Last week, the Fed did indeed raise the rate by that quarter-point, emphasizing the move was just a normalization of emergency lending programs and shouldn't be taken as a sign of broader credit tightening.

At their latest policy-setting meeting at the end of January, Fed officials kept the central bank's key short-term interest rate close to zero in the face of high unemployment and low inflation.
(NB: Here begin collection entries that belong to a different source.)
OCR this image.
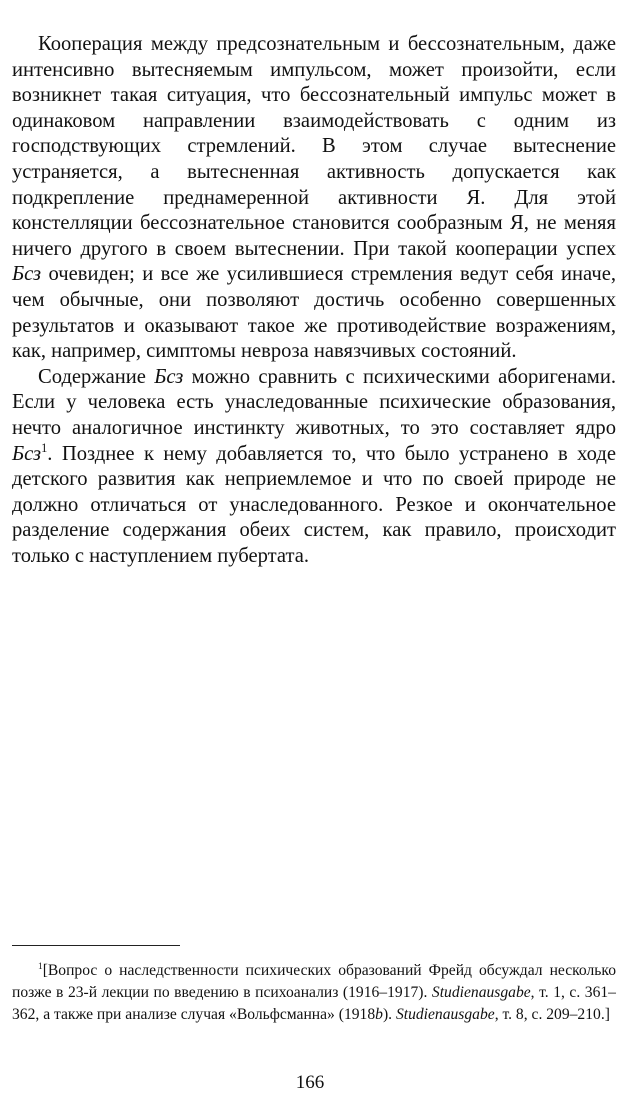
Кооперация между предсознательным и бессознательным, даже интенсивно вытесняемым импульсом, может произойти, если возникнет такая ситуация, что бессознательный импульс может в одинаковом направлении взаимодействовать с одним из господствующих стремлений. В этом случае вытеснение устраняется, а вытесненная активность допускается как подкрепление преднамеренной активности Я. Для этой констелляции бессознательное становится сообразным Я, не меняя ничего другого в своем вытеснении. При такой кооперации успех Бсз очевиден; и все же усилившиеся стремления ведут себя иначе, чем обычные, они позволяют достичь особенно совершенных результатов и оказывают такое же противодействие возражениям, как, например, симптомы невроза навязчивых состояний.

Содержание Бсз можно сравнить с психическими аборигенами. Если у человека есть унаследованные психические образования, нечто аналогичное инстинкту животных, то это составляет ядро Бсз$^1$. Позднее к нему добавляется то, что было устранено в ходе детского развития как неприемлемое и что по своей природе не должно отличаться от унаследованного. Резкое и окончательное разделение содержания обеих систем, как правило, происходит только с наступлением пубертата.

$^1$[Вопрос о наследственности психических образований Фрейд обсуждал несколько позже в 23-й лекции по введению в психоанализ (1916–1917). Studienausgabe, т. 1, с. 361–362, а также при анализе случая «Вольфсманна» (1918b). Studienausgabe, т. 8, с. 209–210.]

166
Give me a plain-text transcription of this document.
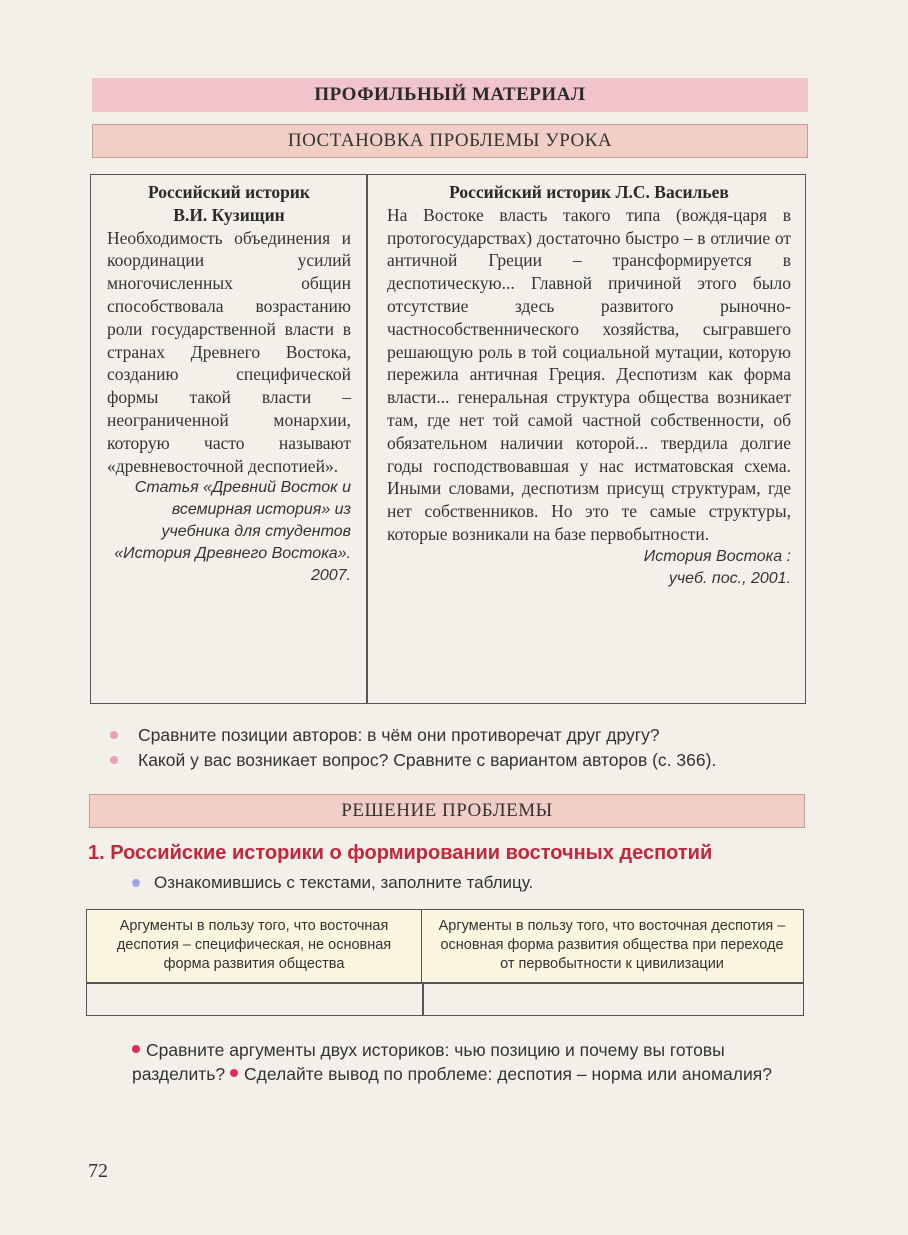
ПРОФИЛЬНЫЙ МАТЕРИАЛ
ПОСТАНОВКА ПРОБЛЕМЫ УРОКА
Российский историк
В.И. Кузищин
Необходимость объединения и координации усилий многочисленных общин способствовала возрастанию роли государственной власти в странах Древнего Востока, созданию специфической формы такой власти – неограниченной монархии, которую часто называют «древневосточной деспотией».
Статья «Древний Восток и всемирная история» из учебника для студентов «История Древнего Востока». 2007.
Российский историк Л.С. Васильев
На Востоке власть такого типа (вождя-царя в протогосударствах) достаточно быстро – в отличие от античной Греции – трансформируется в деспотическую... Главной причиной этого было отсутствие здесь развитого рыночно-частнособственнического хозяйства, сыгравшего решающую роль в той социальной мутации, которую пережила античная Греция. Деспотизм как форма власти... генеральная структура общества возникает там, где нет той самой частной собственности, об обязательном наличии которой... твердила долгие годы господствовавшая у нас истматовская схема. Иными словами, деспотизм присущ структурам, где нет собственников. Но это те самые структуры, которые возникали на базе первобытности.
История Востока :
учеб. пос., 2001.
Сравните позиции авторов: в чём они противоречат друг другу?
Какой у вас возникает вопрос? Сравните с вариантом авторов (с. 366).
РЕШЕНИЕ ПРОБЛЕМЫ
1. Российские историки о формировании восточных деспотий
Ознакомившись с текстами, заполните таблицу.
Аргументы в пользу того, что восточная деспотия – специфическая, не основная форма развития общества
Аргументы в пользу того, что восточная деспотия – основная форма развития общества при переходе от первобытности к цивилизации
Сравните аргументы двух историков: чью позицию и почему вы готовы разделить? Сделайте вывод по проблеме: деспотия – норма или аномалия?
72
They repeated that the Fed funds target rate is expected to stay at a record low for an "extended period."

The discount-rate minutes released Tuesday showed the remaining 10 regional Fed banks favored keeping the rate for direct loans to commercial and investment banks unchanged at 0.5%.

The minutes showed central bank officials saw positive developments, although overall economic activity remained weak, with substantial slack in resource use.

"Directors also expected that ongoing constraints in the availability of credit to smaller businesses and households, a higher household saving rate, and weak conditions in labor markets were likely to restrain household income and outlays for a time," the minutes said.

Fed Chairman Ben Bernanke is expected on Wednesday to say the U.S. economy still needs record-low interest rates for several months at least due to uncertainty over the recovery's strength.

In his semi-annual monetary policy testimony to Congress, the Fed chief will likely stress to lawmakers that last week's increase in the discount rate doesn't mean that wider borrowing costs for consumers and companies will also rise soon.